Come già in Germania, anche in Svizzera la causa Gurlitt
punta il faro sulla trascurata revisione dei casi di arte rubata.
Pure la Confederazione ha firmato nel 1998 la Dichiarazione di
Washing ton, essendo stata coinvolta negli affari dei nazisti,
nonostante la propria neutralità. Il Paese alpino rappresentava
all’epoca per il regime nazista un’importante piazza di scambio
per la liquidazione di opere d’arte confiscate con cui procurarsi
valuta straniera. L’asta più spettacolare fu la vendita all’incanto
di oggetti di “arte degenerata” provenienti dai musei tedeschi
alla Galleria Theodor Fischer di Lucerna a luglio del 1939, cui
parteciparono anche i musei svizzeri con le proprie offerte.

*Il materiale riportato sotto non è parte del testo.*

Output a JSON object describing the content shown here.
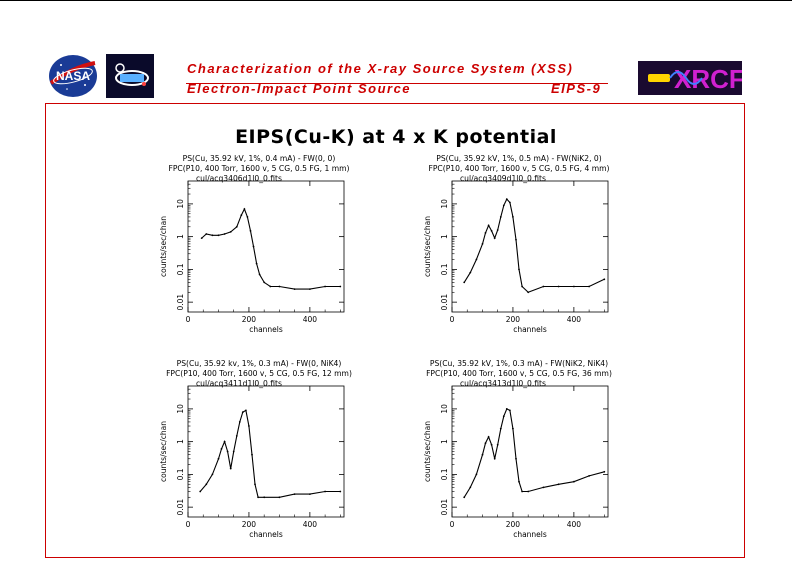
{
  "header": {
    "title": "Characterization of the X-ray Source System (XSS)",
    "subtitle": "Electron-Impact Point Source",
    "code": "EIPS-9",
    "logo_left": "NASA",
    "logo_right": "XRCF",
    "accent_color": "#cc0000"
  },
  "main_title": "EIPS(Cu-K) at 4 x K potential",
  "chart_data": [
    {
      "type": "line",
      "title_lines": [
        "PS(Cu, 35.92 kV, 1%, 0.4 mA) - FW(0, 0)",
        "FPC(P10, 400 Torr, 1600 v, 5 CG, 0.5 FG, 1 mm)",
        "cul/acq3406d1l0_0.fits"
      ],
      "xlabel": "channels",
      "ylabel": "counts/sec/chan",
      "xlim": [
        0,
        512
      ],
      "ylim": [
        0.005,
        50
      ],
      "yscale": "log",
      "xticks": [
        "0",
        "200",
        "400"
      ],
      "yticks": [
        "0.01",
        "0.1",
        "1",
        "10"
      ],
      "series": [
        {
          "x": [
            45,
            60,
            80,
            100,
            120,
            140,
            160,
            175,
            185,
            195,
            205,
            215,
            225,
            235,
            250,
            270,
            300,
            350,
            400,
            450,
            500
          ],
          "values": [
            0.9,
            1.2,
            1.1,
            1.1,
            1.2,
            1.4,
            2.0,
            4.5,
            7.0,
            4.0,
            1.5,
            0.5,
            0.15,
            0.07,
            0.04,
            0.03,
            0.03,
            0.025,
            0.025,
            0.03,
            0.03
          ]
        }
      ]
    },
    {
      "type": "line",
      "title_lines": [
        "PS(Cu, 35.92 kV, 1%, 0.5 mA) - FW(NiK2, 0)",
        "FPC(P10, 400 Torr, 1600 v, 5 CG, 0.5 FG, 4 mm)",
        "cul/acq3409d1l0_0.fits"
      ],
      "xlabel": "channels",
      "ylabel": "counts/sec/chan",
      "xlim": [
        0,
        512
      ],
      "ylim": [
        0.005,
        50
      ],
      "yscale": "log",
      "xticks": [
        "0",
        "200",
        "400"
      ],
      "yticks": [
        "0.01",
        "0.1",
        "1",
        "10"
      ],
      "series": [
        {
          "x": [
            40,
            60,
            80,
            100,
            110,
            120,
            130,
            140,
            150,
            160,
            170,
            180,
            190,
            200,
            210,
            220,
            230,
            250,
            300,
            350,
            400,
            450,
            500
          ],
          "values": [
            0.04,
            0.08,
            0.2,
            0.6,
            1.3,
            2.2,
            1.5,
            0.9,
            1.6,
            4.0,
            9.0,
            14.0,
            11.0,
            4.0,
            0.8,
            0.1,
            0.03,
            0.02,
            0.03,
            0.03,
            0.03,
            0.03,
            0.05
          ]
        }
      ]
    },
    {
      "type": "line",
      "title_lines": [
        "PS(Cu, 35.92 kv, 1%, 0.3 mA) - FW(0, NiK4)",
        "FPC(P10, 400 Torr, 1600 v, 5 CG, 0.5 FG, 12 mm)",
        "cul/acq3411d1l0_0.fits"
      ],
      "xlabel": "channels",
      "ylabel": "counts/sec/chan",
      "xlim": [
        0,
        512
      ],
      "ylim": [
        0.005,
        50
      ],
      "yscale": "log",
      "xticks": [
        "0",
        "200",
        "400"
      ],
      "yticks": [
        "0.01",
        "0.1",
        "1",
        "10"
      ],
      "series": [
        {
          "x": [
            40,
            60,
            80,
            100,
            110,
            120,
            130,
            140,
            150,
            160,
            170,
            180,
            190,
            200,
            210,
            220,
            230,
            250,
            300,
            350,
            400,
            450,
            500
          ],
          "values": [
            0.03,
            0.05,
            0.1,
            0.3,
            0.6,
            1.0,
            0.5,
            0.15,
            0.5,
            1.5,
            4.0,
            8.0,
            9.0,
            3.0,
            0.4,
            0.05,
            0.02,
            0.02,
            0.02,
            0.025,
            0.025,
            0.03,
            0.03
          ]
        }
      ]
    },
    {
      "type": "line",
      "title_lines": [
        "PS(Cu, 35.92 kV, 1%, 0.3 mA) - FW(NiK2, NiK4)",
        "FPC(P10, 400 Torr, 1600 v, 5 CG, 0.5 FG, 36 mm)",
        "cul/acq3413d1l0_0.fits"
      ],
      "xlabel": "channels",
      "ylabel": "counts/sec/chan",
      "xlim": [
        0,
        512
      ],
      "ylim": [
        0.005,
        50
      ],
      "yscale": "log",
      "xticks": [
        "0",
        "200",
        "400"
      ],
      "yticks": [
        "0.01",
        "0.1",
        "1",
        "10"
      ],
      "series": [
        {
          "x": [
            40,
            60,
            80,
            100,
            110,
            120,
            130,
            140,
            150,
            160,
            170,
            180,
            190,
            200,
            210,
            220,
            230,
            250,
            300,
            350,
            400,
            450,
            500
          ],
          "values": [
            0.02,
            0.04,
            0.1,
            0.4,
            0.9,
            1.4,
            0.8,
            0.3,
            0.8,
            2.5,
            6.0,
            10.0,
            9.0,
            2.5,
            0.3,
            0.06,
            0.03,
            0.03,
            0.04,
            0.05,
            0.06,
            0.09,
            0.12
          ]
        }
      ]
    }
  ]
}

Delle 125 opere, tra dipinti e sculture bandite all’asta, un terzo
tuttavia tornò indietro, il resto si fermò a quote più basse
rispetto a quelle prefissate, già di per sé al ribasso. Il risultato fu
di circa mezzo milione di marchi imperiali. In quel periodo il
Museo d’arte di Basel comprò dagli stock di “arte degenerata”
ventuno lavori tra Oskar Kokoschka, Marc Chagall, Lovis
Corinth e Franz Marc; anche altre collezioni fecero acquisti –
non ultimo con l’intento di salvare le opere d’arte, così i
rispettivi curatori motivavano gli affari condotti con i nazisti.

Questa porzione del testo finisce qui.